Service Rating Prediction by Exploring Social Mobile User’s Geographical Locations
Service Rating Prediction by Exploring Social Mobile User’s Geographical Locations (IEEE 2017 – 2018)
Abstract:
Recently, advances in intelligent mobile device and positioning techniques have fundamentally enhanced social networks, which allows users to share their experiences, reviews, ratings, photos, check-ins, etc. The geographical information located by smart phone bridges the gap between physical and digital worlds. Location data functions as the connection between user’s physical behaviors and virtual social networks structured by the smart phone or web services. We refer to these social networks involving geographical information as location-based social networks (LBSNs).
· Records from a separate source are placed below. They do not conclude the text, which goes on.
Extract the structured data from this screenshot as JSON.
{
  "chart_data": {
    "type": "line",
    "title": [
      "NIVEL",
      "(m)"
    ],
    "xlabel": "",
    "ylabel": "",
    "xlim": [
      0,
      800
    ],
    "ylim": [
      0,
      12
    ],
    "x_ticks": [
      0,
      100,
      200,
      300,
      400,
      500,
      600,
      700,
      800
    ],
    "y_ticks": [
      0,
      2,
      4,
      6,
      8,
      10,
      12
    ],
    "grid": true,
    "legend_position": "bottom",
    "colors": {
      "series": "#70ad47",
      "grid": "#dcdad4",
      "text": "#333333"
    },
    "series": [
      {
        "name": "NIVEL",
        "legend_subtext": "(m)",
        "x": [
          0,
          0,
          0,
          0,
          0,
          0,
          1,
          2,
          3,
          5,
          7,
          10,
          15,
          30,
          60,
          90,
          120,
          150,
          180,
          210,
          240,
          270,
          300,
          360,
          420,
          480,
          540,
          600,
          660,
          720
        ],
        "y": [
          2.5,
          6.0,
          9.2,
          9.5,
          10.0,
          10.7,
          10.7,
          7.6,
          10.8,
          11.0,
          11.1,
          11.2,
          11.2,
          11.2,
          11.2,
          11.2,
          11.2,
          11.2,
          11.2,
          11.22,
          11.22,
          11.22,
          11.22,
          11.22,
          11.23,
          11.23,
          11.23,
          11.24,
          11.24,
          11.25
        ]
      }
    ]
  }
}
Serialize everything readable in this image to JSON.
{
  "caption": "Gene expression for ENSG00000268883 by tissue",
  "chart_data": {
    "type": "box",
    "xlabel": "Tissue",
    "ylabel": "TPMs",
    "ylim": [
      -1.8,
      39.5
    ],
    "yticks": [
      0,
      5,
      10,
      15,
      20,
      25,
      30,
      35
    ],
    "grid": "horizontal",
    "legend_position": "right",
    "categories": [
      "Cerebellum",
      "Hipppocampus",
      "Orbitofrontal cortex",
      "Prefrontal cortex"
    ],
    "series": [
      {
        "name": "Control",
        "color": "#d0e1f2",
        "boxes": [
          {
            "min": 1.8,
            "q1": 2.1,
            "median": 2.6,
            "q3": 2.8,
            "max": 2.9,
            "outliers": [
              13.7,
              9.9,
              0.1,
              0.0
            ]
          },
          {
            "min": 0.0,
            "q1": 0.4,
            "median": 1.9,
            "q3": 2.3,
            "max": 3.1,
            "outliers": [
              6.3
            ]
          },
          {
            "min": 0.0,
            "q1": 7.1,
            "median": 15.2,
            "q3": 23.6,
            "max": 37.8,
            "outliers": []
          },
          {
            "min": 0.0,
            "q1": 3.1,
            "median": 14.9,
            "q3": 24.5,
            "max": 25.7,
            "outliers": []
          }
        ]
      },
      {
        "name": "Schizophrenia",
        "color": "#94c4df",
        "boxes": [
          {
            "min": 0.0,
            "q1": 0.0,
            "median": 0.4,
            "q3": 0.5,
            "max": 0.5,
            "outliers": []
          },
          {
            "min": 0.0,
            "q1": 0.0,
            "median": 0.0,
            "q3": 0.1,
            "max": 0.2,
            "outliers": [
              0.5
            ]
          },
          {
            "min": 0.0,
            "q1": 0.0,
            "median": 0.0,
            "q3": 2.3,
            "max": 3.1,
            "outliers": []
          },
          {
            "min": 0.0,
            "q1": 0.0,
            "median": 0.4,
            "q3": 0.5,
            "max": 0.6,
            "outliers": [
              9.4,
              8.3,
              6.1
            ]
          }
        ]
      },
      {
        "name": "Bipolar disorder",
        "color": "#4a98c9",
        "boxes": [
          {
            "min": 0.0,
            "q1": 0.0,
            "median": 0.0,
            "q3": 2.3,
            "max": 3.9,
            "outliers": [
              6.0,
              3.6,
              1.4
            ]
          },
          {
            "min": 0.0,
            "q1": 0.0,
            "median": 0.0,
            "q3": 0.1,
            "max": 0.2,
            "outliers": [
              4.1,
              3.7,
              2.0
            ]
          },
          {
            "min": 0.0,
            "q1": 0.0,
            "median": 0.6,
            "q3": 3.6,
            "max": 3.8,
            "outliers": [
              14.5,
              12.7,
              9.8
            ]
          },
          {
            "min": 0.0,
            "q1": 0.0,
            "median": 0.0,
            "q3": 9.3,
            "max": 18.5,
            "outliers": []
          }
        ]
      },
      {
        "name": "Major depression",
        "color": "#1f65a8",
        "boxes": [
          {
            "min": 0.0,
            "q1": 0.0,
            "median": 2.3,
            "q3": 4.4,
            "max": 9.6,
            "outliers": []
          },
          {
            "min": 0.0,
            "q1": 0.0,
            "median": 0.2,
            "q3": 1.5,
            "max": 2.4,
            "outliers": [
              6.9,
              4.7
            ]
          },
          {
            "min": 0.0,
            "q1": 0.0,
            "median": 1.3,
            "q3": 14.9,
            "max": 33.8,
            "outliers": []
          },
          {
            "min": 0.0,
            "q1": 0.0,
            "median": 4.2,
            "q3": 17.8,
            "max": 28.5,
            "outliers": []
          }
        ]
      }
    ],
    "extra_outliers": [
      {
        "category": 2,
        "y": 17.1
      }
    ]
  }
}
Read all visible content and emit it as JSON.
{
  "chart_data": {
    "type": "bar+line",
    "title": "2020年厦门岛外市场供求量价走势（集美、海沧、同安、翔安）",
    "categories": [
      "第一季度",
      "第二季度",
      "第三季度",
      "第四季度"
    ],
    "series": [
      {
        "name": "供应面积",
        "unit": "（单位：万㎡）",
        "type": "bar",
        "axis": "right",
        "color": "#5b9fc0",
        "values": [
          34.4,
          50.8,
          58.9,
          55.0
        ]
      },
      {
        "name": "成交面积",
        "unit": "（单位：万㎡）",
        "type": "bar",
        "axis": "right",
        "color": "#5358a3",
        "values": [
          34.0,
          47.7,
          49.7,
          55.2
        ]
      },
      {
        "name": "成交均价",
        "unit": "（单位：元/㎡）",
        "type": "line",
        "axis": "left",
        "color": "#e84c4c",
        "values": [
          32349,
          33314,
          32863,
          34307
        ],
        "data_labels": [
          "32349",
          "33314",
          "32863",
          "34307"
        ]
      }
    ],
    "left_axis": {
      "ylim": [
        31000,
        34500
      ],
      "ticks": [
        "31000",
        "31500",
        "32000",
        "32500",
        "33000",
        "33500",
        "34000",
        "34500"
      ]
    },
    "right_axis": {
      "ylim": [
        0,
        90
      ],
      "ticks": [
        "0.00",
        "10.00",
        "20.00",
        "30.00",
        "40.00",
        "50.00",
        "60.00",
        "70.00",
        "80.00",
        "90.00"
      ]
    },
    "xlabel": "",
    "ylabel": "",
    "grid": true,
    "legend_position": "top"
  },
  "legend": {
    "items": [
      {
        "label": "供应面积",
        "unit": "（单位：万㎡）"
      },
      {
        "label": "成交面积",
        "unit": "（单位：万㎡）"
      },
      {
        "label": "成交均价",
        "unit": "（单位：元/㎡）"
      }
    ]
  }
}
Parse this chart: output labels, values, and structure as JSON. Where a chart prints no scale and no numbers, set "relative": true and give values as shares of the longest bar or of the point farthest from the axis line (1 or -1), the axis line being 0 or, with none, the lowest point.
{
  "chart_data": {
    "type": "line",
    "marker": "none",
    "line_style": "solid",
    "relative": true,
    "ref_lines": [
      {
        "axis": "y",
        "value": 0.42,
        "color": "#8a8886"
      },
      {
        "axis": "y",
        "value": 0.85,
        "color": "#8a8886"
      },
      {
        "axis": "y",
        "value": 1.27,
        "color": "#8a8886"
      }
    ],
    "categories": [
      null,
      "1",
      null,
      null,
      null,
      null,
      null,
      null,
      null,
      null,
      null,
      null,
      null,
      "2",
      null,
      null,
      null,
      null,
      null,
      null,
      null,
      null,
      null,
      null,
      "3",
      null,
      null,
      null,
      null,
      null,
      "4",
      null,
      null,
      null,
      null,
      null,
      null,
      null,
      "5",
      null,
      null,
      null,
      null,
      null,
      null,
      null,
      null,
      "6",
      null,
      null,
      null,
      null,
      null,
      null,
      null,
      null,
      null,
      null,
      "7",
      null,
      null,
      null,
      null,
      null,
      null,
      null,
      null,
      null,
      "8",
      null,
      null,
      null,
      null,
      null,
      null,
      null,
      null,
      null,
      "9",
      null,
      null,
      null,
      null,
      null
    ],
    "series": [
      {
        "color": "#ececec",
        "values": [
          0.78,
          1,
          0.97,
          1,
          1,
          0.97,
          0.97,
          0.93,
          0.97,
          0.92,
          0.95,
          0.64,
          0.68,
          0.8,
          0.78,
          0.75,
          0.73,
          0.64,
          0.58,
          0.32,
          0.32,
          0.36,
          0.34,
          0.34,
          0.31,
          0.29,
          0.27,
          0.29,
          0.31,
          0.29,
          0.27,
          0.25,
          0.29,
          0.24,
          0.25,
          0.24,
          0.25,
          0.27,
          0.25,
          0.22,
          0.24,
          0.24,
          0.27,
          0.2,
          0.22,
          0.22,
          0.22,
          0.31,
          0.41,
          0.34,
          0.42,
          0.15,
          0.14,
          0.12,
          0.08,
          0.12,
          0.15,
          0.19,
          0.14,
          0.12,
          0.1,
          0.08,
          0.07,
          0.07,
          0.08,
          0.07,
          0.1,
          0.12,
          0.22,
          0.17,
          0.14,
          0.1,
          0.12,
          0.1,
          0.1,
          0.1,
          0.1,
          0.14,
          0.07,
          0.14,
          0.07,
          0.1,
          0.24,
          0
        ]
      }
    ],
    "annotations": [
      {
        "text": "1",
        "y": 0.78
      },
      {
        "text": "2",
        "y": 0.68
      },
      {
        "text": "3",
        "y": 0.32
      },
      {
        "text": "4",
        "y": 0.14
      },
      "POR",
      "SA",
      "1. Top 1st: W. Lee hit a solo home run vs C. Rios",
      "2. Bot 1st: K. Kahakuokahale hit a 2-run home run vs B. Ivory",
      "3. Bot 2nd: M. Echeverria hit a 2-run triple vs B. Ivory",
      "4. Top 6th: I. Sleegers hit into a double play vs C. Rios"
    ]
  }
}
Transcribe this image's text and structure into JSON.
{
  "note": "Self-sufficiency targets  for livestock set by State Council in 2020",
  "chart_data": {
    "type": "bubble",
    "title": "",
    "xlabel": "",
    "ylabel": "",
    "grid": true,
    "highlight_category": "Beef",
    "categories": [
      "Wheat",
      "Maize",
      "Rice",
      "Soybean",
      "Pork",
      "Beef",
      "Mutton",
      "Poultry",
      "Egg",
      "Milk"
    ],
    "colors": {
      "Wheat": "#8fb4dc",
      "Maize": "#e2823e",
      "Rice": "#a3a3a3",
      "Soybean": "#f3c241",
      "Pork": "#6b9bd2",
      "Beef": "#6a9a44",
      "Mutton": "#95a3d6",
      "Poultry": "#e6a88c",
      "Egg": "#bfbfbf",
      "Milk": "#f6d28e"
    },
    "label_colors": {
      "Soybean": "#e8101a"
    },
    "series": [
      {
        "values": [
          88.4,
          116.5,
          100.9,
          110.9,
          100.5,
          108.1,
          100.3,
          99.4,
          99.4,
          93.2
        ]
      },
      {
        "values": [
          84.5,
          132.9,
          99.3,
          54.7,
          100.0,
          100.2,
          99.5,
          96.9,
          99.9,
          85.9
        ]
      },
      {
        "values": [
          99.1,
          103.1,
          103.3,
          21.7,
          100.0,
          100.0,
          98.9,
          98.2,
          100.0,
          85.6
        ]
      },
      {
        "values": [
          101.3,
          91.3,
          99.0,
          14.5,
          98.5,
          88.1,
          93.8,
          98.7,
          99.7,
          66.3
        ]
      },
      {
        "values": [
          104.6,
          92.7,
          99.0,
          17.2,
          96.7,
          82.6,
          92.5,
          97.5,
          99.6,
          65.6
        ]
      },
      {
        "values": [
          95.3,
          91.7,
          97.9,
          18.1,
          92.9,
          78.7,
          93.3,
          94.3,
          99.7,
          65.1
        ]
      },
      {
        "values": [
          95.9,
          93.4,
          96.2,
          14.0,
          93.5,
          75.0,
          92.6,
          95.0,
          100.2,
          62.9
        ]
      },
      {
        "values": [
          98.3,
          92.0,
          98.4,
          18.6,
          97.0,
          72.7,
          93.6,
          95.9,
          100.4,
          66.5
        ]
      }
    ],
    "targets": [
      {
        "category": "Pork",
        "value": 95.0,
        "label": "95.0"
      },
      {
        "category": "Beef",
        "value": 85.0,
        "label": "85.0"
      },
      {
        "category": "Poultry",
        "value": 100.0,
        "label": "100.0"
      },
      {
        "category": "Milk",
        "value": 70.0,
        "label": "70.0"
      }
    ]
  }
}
Such information brings opportunities and challenges for recommender systems to solve the cold start, sparsity problem of datasets and rating prediction. In this paper, we make full use of the mobile users’ location sensitive characteristics to carry out rating prediction. We mine: 1) the relevance between user’s ratings and user-item geographical location distances, called as user-item geographical connection, 2) the relevance between users’ rating differences and user-user geographical location distances, called as user-user geographical connection. It is discovered that humans’ rating behaviors are affected by geographical location significantly. Moreover, three factors: user-item geographical connection, user-user geographical connection, and interpersonal interest similarity, are fused into a unified rating prediction model. We conduct a series of experiments on a real social rating network dataset Yelp. Experimental results demonstrate that the proposed approach outperforms existing models.